A conta de Li Wenliang na rede social Weibo – equivalente ao Twitter no país asiático – continua ativa, tendo-se convertido numa espécie de mural onde internautas oferecem, até hoje, relatos sobre o impacto da pandemia, muitas vezes em contraste com a narrativa oficial de Pequim.
“Irmão Liang, os idosos da nossa aldeia e das aldeias vizinhas estão a morrer, um a um. Por favor, toma conta deles”, lê-se num comentário feito recentemente por um internauta. “Sinto-me muito triste, Doutor Li. O meu avô acabou por morrer quatro dias antes do meu casamento, que foi entretanto adiado. Ele viu-me crescer. Se o encontrar aí em cima, por favor, olhe por ele”, lê-se noutro comentário.
Milhões de chineses deixaram, nos últimos anos, mensagens críticas sobre as tragédias suscitadas pela política de ‘zero covid’ e, mais recentemente, sobre o impacto da súbita reabertura do país, na caixa de comentários da derradeira publicação do médico na rede social Weibo, datada de 1 de fevereiro de 2020, na qual ele anuncia ter testado positivo para o novo coronavírus.
Li Wenliang acabou por morrer, uma semana mais tarde, no hospital onde estava internado na cidade chinesa de Wuhan.
A sua morte despertou uma onda de críticas ao regime, que foi acusado de ter omitido informações sobre os estágios iniciais da pandemia, depois de os primeiros casos terem sido detetados em Wuhan.

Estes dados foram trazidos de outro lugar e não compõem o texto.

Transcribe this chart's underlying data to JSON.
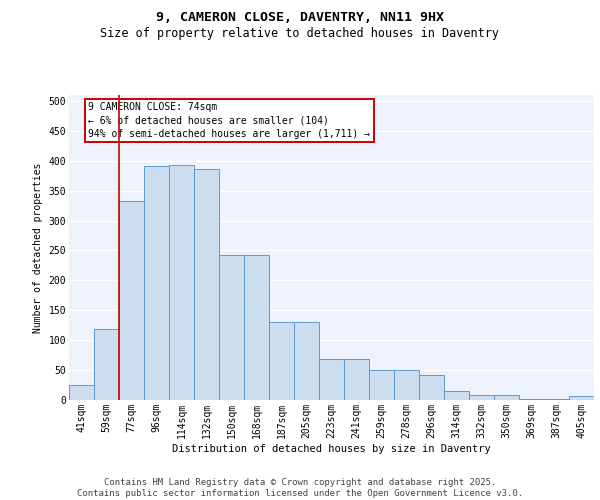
{
  "title": "9, CAMERON CLOSE, DAVENTRY, NN11 9HX",
  "subtitle": "Size of property relative to detached houses in Daventry",
  "xlabel": "Distribution of detached houses by size in Daventry",
  "ylabel": "Number of detached properties",
  "categories": [
    "41sqm",
    "59sqm",
    "77sqm",
    "96sqm",
    "114sqm",
    "132sqm",
    "150sqm",
    "168sqm",
    "187sqm",
    "205sqm",
    "223sqm",
    "241sqm",
    "259sqm",
    "278sqm",
    "296sqm",
    "314sqm",
    "332sqm",
    "350sqm",
    "369sqm",
    "387sqm",
    "405sqm"
  ],
  "values": [
    25,
    118,
    332,
    392,
    393,
    386,
    243,
    243,
    131,
    131,
    68,
    68,
    50,
    50,
    41,
    15,
    9,
    9,
    2,
    2,
    6
  ],
  "bar_color": "#ccddf0",
  "bar_edge_color": "#5b9bd5",
  "vline_x": 1.5,
  "vline_color": "#cc0000",
  "annotation_text": "9 CAMERON CLOSE: 74sqm\n← 6% of detached houses are smaller (104)\n94% of semi-detached houses are larger (1,711) →",
  "annotation_box_color": "#cc0000",
  "ylim": [
    0,
    510
  ],
  "yticks": [
    0,
    50,
    100,
    150,
    200,
    250,
    300,
    350,
    400,
    450,
    500
  ],
  "footer": "Contains HM Land Registry data © Crown copyright and database right 2025.\nContains public sector information licensed under the Open Government Licence v3.0.",
  "bg_color": "#eef2fa",
  "grid_color": "#ffffff",
  "title_fontsize": 9.5,
  "subtitle_fontsize": 8.5,
  "axis_fontsize": 7,
  "tick_fontsize": 7,
  "footer_fontsize": 6.5,
  "annotation_fontsize": 7
}
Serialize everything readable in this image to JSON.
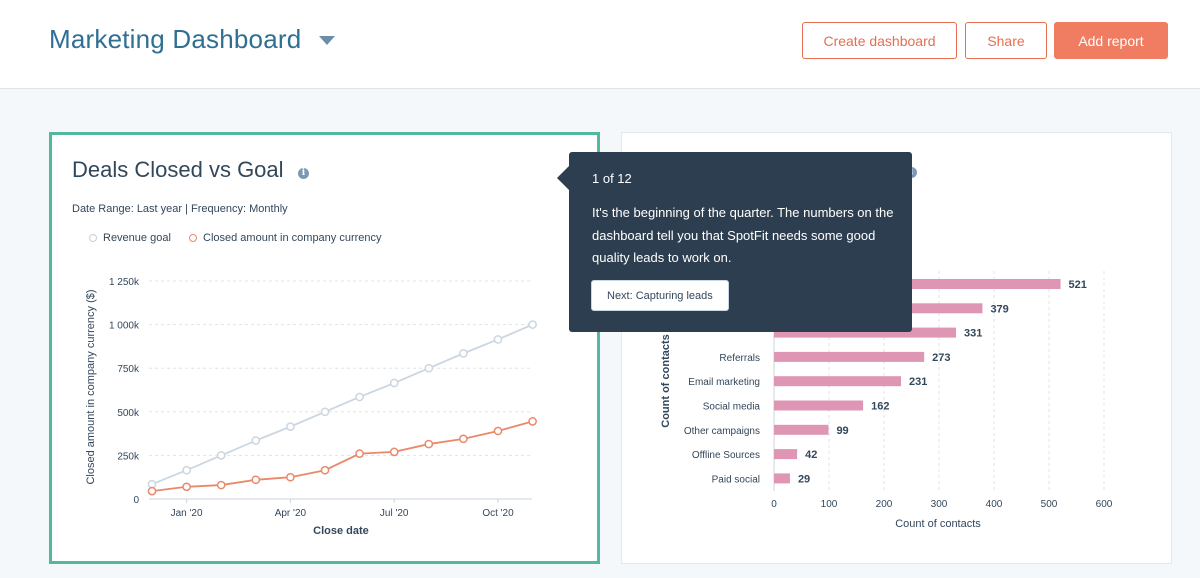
{
  "header": {
    "title": "Marketing Dashboard",
    "buttons": {
      "create_dashboard": "Create dashboard",
      "share": "Share",
      "add_report": "Add report"
    }
  },
  "colors": {
    "title_blue": "#2f6f93",
    "accent_orange": "#f07d61",
    "card_highlight": "#53b8a0",
    "tooltip_bg": "#2d3e50",
    "goal_line": "#cbd6e2",
    "closed_line": "#e9896b",
    "bar_pink": "#df95b4"
  },
  "icons": {
    "dropdown": "caret-down-icon",
    "info": "info-icon"
  },
  "left_card": {
    "title": "Deals Closed vs Goal",
    "meta": "Date Range: Last year | Frequency: Monthly",
    "legend": [
      "Revenue goal",
      "Closed amount in company currency"
    ]
  },
  "right_card": {
    "title_partial": ""
  },
  "tooltip": {
    "step": "1 of 12",
    "body": "It's the beginning of the quarter. The numbers on the dashboard tell you that SpotFit needs some good quality leads to work on.",
    "button": "Next: Capturing leads"
  },
  "chart_data": [
    {
      "type": "line",
      "title": "Deals Closed vs Goal",
      "xlabel": "Close date",
      "ylabel": "Closed amount in company currency ($)",
      "x_tick_labels": [
        "Jan '20",
        "Apr '20",
        "Jul '20",
        "Oct '20"
      ],
      "y_tick_labels": [
        "0",
        "250k",
        "500k",
        "750k",
        "1 000k",
        "1 250k"
      ],
      "ylim": [
        0,
        1250000
      ],
      "grid": true,
      "legend_position": "top-left",
      "x": [
        "Dec '19",
        "Jan '20",
        "Feb '20",
        "Mar '20",
        "Apr '20",
        "May '20",
        "Jun '20",
        "Jul '20",
        "Aug '20",
        "Sep '20",
        "Oct '20",
        "Nov '20"
      ],
      "series": [
        {
          "name": "Revenue goal",
          "color": "#cbd6e2",
          "values": [
            85000,
            165000,
            250000,
            335000,
            415000,
            500000,
            585000,
            665000,
            750000,
            835000,
            915000,
            1000000
          ]
        },
        {
          "name": "Closed amount in company currency",
          "color": "#e9896b",
          "values": [
            45000,
            70000,
            80000,
            110000,
            125000,
            165000,
            260000,
            270000,
            315000,
            345000,
            390000,
            445000
          ]
        }
      ]
    },
    {
      "type": "bar",
      "orientation": "horizontal",
      "xlabel": "Count of contacts",
      "ylabel": "Count of contacts",
      "xlim": [
        0,
        600
      ],
      "x_tick_labels": [
        "0",
        "100",
        "200",
        "300",
        "400",
        "500",
        "600"
      ],
      "grid": true,
      "categories": [
        "",
        "",
        "",
        "Referrals",
        "Email marketing",
        "Social media",
        "Other campaigns",
        "Offline Sources",
        "Paid social"
      ],
      "values": [
        521,
        379,
        331,
        273,
        231,
        162,
        99,
        42,
        29
      ]
    }
  ]
}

Li foi um dos oito médicos que tentaram alertar os colegas sobre o surgir de um novo coronavírus, semelhante ao da pneumonia atípica, ou Síndrome Respiratória Aguda Grave (SARS), em 30 de dezembro de 2019, mas que foram repreendidos pela polícia local, e obrigados a assinar uma confissão, onde admitam ter feito “comentários falsos”. Li Wenliang foi investigado por “espalhar boatos”, de acordo com um comunicado divulgado então pela polícia local.
Na penúltima partilha de Li no Weibo, que continua disponível, o médico descreveu como foi obrigado pela polícia a assinar uma declaração na qual assumiu ter difundido rumores. Ele contou também que começou a sentir tosse no dia 10 de janeiro e que desenvolveu febre no dia seguinte. “Nessa altura, os relatórios das autoridades continuavam a afirmar que não havia evidências de transmissão entre seres humanos e que não havia casos de infeção entre os funcionários de saúde. Mais tarde, acabei por ser internado na unidade de cuidados intensivos”, escreveu.
A sua figura tornou-se uma espécie de mártir, recordado por milhares de chineses e críticos do regime além-fronteiras.
Volvidos três anos, a rápida propagação do vírus em todo o país, após as autoridades terem posto fim à política de ‘zero casos’, voltou a lançar dúvidas sobre os números oficiais, que relatam apenas algumas dezenas de mortes recentes pela doença, apesar de localidades e províncias estimarem que uma proporção significativa das suas populações – em alguns casos, até 90% – ter já sido infetada.
A conta de Li voltou assim a servir para testemunhar a grave crise de saúde pública que assola o país, desta vez através das críticas e desabafos deixados por milhões de internautas.
“Doutor Li, as restrições foram levantadas e a maioria da população foi já infetada. O nosso hospital está muito ocupado e não vai dar férias por altura do Ano Novo Lunar. Quando será que a pandemia realmente termina?”, questionou um internauta na caixa de comentários de Li.
“A minha vida foi devastada pela pandemia e não sei mais o que dizer. Sinto-me entorpecido”, comentou outro internauta. “Agora, que a doença se alastra, muitas pessoas continuam a lembrar a sua coragem em denunciar o que se passou”, acrescentou.